Thinking that Jesus is the savior and that there was nothing left for them to do the disciples negotiated with him about who would have a lofty place in heaven, without doing any heavy lifting. More exasperating they apparently were not at all concerned about the other disciples. 
Bishop Oscar Cantú, Chairman of the Committee on International Justice and Peace, would say “If we want security, let us give security; if we want life, let us give life; if we want opportunities, let us provide opportunities.” Jesus rebuked his disciples who wanted special favors, “can you handle the work load first?” “Can you drink from the same cup I am?”
What does that question mean for us? Pope Francis reminds us: “Those who follow Christ cannot fail to be missionaries.” Maybe we join local coalitions working for justice. Maybe we help agencies who assist poor people. Maybe we take a closer look at our diocesan and parish budgets and our priorities. Maybe each of us chooses to do something, large or small, to make a difference in the lives of others.

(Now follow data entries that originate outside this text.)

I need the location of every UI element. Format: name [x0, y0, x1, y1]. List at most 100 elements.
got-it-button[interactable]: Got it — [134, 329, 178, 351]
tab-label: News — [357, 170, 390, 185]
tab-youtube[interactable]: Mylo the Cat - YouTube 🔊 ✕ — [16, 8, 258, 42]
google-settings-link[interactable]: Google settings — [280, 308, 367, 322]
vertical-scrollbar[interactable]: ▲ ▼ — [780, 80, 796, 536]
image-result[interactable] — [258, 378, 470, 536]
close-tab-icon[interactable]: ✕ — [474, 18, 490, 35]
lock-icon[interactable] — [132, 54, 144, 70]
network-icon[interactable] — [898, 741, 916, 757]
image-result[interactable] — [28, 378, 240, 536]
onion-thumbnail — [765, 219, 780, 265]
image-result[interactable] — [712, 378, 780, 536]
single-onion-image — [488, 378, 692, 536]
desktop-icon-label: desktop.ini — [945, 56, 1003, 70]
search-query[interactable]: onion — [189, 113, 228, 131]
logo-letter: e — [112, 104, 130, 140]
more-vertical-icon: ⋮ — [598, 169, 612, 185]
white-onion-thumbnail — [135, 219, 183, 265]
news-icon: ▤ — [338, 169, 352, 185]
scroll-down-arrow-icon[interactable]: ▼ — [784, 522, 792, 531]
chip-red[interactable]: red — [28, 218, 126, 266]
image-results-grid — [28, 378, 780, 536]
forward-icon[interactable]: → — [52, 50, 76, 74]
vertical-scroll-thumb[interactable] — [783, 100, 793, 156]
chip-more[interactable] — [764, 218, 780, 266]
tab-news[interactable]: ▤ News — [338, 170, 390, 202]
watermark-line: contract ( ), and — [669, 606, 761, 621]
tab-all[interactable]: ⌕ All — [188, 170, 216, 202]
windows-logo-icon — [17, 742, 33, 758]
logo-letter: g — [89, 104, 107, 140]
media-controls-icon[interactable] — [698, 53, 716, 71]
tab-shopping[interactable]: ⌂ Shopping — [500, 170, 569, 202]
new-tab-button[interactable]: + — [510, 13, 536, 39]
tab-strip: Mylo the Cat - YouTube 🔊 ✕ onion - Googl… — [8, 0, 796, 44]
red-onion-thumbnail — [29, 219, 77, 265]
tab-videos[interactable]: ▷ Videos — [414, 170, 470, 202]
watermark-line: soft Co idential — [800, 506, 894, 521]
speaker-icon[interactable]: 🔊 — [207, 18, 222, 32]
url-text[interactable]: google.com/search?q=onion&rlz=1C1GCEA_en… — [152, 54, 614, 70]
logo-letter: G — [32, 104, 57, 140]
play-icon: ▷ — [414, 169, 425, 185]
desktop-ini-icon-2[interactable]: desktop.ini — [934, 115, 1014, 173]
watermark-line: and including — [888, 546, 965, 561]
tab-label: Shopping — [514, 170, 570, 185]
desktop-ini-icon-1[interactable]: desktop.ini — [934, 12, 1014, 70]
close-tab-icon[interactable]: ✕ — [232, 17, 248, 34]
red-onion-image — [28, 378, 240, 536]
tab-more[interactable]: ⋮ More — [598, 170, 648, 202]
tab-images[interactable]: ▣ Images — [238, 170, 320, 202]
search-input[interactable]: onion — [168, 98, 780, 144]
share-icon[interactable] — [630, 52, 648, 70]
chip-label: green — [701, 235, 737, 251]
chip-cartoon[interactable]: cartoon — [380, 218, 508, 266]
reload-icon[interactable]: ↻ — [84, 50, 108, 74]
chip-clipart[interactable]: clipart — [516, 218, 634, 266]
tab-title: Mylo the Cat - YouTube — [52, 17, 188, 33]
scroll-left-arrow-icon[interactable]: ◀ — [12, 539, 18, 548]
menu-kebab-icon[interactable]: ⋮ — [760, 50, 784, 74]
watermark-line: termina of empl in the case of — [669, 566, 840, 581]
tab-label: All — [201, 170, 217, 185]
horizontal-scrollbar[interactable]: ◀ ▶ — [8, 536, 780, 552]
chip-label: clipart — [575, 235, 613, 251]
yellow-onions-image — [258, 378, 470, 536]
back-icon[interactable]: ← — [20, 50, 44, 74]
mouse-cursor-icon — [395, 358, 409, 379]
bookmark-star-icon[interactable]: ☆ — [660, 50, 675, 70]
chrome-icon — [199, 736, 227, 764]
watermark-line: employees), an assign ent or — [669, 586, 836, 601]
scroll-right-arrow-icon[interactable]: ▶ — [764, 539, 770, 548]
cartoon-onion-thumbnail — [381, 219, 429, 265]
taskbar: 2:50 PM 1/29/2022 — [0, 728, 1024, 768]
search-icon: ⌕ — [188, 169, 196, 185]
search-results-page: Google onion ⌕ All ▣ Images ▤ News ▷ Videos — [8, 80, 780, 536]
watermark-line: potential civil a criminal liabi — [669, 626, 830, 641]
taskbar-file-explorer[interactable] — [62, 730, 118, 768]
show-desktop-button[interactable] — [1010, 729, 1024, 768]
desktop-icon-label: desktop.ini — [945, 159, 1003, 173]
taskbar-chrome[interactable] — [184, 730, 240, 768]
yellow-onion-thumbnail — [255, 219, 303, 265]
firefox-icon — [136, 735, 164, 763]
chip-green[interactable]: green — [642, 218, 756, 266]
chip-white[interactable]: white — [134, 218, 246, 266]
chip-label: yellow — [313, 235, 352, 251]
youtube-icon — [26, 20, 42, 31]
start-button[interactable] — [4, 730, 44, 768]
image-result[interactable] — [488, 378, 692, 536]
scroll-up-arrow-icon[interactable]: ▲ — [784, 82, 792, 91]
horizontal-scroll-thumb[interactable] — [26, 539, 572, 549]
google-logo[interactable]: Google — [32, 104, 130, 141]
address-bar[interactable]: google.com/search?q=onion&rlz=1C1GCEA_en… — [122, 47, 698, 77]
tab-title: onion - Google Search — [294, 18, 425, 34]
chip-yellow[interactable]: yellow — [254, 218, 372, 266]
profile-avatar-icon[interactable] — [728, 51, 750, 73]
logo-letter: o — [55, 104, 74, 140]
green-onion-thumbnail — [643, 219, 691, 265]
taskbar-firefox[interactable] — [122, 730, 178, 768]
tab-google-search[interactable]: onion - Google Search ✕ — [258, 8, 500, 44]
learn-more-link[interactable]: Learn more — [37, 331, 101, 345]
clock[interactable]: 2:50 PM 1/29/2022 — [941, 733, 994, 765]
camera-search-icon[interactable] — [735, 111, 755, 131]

Learning to be a 21st century missionary is a hard thing to do especially for those among us who struggle with daily necessities. Popular author, Marylynne Anderson, wrote recently, Christianity is meant to be hard. We realize then why these familiar biblical challenges, the Words of God, are important to our faith tradition. No mission on earth is impossible when we work together for the common good.
Pope Paul VI wrote, “The grace of renewal cannot grow in communities unless each of these [communities] extends the range of its charity to the ends of the earth, and devotes the same care to those afar off as it does to those who are its own members.”
Watching those televised images of refugee families fleeing their countries in search of new life is overwhelming. I think of the small children in my family and how blessed we are to live in a country that is free and full of opportunity.
I do not know what I can do to ease all the pain that exists abroad. I am more aware, however, that large numbers of God’s creatures are vulnerable and poor while only a few humans have way too much power and wealth. I am grateful for the leaders and missionaries of all faiths doing what they can do to help people in a merciful way. I am thankful for this chance to think about my responsibilities as well.
1. A Costly Freedom: A Theological Reading of Mark’s Gospel. (Collegeville: Liturgical Press) 2008) 166 ff.